The European Data Protection Supervisor states its position on taking temperatures to combat the coronavirus

Early September has seen movement at European level on data protection, one example being the European Data Protection Supervisor (EDPS) publishing orientations on body temperature checks in the return to the office (the “Orientations”). Although the EDPS is the competent authority in relation to the institutions and, accordingly, it has issued this report for these institutions, its instructions can also guide private companies.

These Orientations are particularly relevant in distinguishing between two types of temperature checks:

1. basic temperature checks performed manually and with no record or documentation of the individual’s personal data, such as using analog or digital thermometers without subsequently recording the temperature; and
2. other temperature checks, both those operated manually followed by registration, documentation or other processing of personal data (for example, if the temperature read with an analog or digital thermometer is recorded) and those operated automatically with advanced temperature measurement devices (for example, using thermal scanners or cameras).

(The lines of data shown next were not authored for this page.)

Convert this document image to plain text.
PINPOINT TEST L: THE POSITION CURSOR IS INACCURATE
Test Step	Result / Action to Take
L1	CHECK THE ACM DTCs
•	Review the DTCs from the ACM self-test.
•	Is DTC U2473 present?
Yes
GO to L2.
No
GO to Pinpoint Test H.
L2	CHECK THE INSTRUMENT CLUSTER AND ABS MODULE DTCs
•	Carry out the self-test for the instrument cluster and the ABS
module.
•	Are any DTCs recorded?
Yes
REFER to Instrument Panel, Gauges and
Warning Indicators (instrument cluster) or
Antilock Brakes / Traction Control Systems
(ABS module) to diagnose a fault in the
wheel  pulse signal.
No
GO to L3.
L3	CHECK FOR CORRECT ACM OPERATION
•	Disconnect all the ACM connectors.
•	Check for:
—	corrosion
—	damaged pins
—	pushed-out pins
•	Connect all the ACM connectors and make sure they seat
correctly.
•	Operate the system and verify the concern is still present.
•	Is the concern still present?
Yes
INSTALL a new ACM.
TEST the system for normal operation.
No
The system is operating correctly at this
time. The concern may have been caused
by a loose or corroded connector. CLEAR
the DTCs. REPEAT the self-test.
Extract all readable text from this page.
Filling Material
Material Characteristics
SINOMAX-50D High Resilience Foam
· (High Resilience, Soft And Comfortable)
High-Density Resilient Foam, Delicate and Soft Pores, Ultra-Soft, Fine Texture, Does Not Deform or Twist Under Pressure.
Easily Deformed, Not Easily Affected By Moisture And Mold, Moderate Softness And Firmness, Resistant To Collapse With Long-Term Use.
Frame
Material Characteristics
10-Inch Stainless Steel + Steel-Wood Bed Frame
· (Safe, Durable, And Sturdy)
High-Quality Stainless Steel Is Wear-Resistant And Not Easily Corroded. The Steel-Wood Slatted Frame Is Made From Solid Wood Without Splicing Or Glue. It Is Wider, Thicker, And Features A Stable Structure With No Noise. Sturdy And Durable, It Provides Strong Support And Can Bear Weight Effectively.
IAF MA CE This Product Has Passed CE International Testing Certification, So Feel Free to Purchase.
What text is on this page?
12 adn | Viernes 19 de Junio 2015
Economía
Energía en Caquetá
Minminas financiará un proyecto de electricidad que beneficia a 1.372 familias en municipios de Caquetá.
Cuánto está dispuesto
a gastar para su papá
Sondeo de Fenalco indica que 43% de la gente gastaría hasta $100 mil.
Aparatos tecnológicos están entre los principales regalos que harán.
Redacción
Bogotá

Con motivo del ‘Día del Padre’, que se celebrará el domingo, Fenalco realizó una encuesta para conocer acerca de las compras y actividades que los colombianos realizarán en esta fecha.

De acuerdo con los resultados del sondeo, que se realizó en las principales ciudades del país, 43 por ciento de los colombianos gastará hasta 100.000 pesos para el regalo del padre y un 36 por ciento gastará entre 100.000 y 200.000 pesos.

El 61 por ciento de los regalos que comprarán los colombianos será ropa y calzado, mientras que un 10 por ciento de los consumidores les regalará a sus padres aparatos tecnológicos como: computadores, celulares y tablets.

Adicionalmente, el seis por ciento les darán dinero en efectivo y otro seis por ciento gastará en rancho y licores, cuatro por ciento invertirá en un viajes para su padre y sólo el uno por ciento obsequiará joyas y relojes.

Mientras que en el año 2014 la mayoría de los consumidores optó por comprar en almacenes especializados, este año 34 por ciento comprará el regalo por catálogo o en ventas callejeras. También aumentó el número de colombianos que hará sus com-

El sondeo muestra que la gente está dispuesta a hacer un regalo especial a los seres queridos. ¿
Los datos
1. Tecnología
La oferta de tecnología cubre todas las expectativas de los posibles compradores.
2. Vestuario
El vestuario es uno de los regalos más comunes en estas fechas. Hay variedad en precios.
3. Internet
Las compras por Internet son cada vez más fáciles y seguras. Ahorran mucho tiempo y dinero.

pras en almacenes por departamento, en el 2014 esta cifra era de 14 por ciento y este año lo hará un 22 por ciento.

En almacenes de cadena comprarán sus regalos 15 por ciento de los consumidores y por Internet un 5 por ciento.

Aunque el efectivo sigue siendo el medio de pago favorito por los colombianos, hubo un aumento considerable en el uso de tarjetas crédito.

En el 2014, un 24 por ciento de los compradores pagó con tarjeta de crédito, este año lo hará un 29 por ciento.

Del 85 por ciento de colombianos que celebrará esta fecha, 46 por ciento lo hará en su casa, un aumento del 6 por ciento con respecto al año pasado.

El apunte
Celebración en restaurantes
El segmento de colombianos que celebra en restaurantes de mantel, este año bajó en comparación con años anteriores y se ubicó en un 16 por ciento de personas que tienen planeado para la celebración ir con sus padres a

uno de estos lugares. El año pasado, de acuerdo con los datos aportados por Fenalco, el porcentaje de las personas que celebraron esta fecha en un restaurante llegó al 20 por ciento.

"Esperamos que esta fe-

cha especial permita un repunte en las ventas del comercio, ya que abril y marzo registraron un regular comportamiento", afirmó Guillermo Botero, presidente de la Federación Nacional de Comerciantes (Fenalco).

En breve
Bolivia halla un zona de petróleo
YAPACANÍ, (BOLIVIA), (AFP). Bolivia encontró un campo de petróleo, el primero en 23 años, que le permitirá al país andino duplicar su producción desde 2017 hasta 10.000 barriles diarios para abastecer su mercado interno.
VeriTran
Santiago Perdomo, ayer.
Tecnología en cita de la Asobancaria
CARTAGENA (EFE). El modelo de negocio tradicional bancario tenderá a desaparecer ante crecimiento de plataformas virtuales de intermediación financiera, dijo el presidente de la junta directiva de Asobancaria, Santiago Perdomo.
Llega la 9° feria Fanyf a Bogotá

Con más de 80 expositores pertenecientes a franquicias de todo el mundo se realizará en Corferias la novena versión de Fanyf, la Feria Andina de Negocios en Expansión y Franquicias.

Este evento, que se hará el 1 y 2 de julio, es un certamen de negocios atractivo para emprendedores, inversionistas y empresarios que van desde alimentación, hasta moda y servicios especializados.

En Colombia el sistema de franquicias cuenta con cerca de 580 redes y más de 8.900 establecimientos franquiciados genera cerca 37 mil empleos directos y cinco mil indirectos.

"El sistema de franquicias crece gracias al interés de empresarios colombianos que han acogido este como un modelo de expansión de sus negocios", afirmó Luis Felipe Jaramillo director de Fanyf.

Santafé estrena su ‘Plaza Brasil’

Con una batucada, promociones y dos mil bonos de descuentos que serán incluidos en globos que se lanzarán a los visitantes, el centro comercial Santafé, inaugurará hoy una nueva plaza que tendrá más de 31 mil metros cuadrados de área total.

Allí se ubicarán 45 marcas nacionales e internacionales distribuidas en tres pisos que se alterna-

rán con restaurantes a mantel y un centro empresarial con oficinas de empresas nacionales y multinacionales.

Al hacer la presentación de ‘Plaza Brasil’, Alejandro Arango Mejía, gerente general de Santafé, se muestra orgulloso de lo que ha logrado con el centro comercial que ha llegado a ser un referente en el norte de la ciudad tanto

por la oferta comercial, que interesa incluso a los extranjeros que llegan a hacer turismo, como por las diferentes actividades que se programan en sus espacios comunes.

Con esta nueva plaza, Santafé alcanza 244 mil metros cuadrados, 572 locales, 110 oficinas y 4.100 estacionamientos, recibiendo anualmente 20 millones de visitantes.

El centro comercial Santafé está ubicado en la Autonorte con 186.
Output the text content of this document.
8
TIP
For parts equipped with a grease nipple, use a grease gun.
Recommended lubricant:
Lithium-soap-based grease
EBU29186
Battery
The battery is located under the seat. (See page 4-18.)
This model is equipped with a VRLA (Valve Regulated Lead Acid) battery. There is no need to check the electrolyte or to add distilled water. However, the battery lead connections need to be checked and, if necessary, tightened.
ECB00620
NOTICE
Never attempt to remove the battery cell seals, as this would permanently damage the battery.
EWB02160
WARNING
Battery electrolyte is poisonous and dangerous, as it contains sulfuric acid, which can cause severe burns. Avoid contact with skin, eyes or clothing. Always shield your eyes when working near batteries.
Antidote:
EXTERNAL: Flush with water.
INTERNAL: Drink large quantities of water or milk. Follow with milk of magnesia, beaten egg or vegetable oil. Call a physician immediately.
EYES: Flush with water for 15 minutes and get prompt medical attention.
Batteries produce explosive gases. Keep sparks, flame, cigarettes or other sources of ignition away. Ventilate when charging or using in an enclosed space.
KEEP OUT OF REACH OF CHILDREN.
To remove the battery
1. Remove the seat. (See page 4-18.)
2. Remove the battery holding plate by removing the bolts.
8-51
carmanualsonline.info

According to the EDPS, basic checks are not subject to the existing data protection regulations for the institutions (i.e., Regulation (EU) 2018/1725, of October 23, 2018, whose regulation is similar to Regulation (EU) 2016/679, of April 27, 2016) or the GDPR but focused on European institutions and agencies, while the other checks would be subject to it under article 2(5) of Regulation (EU) 2018/1725 (equivalent to article 2(1) of the GDPR).  

This is because, under these articles, the data protection regulation only applies to “the processing of personal data wholly or partly by automated means and to the processing other than by automated means of personal data that are part of a filing system or are intended to be part of a filing system.” Therefore, insofar as basic manual temperature checks do not entail automated processing and, if data are not recorded, they “are not part of” and are not “intended to be part of a filing system,” they would not be included in the definition and application of these regulations.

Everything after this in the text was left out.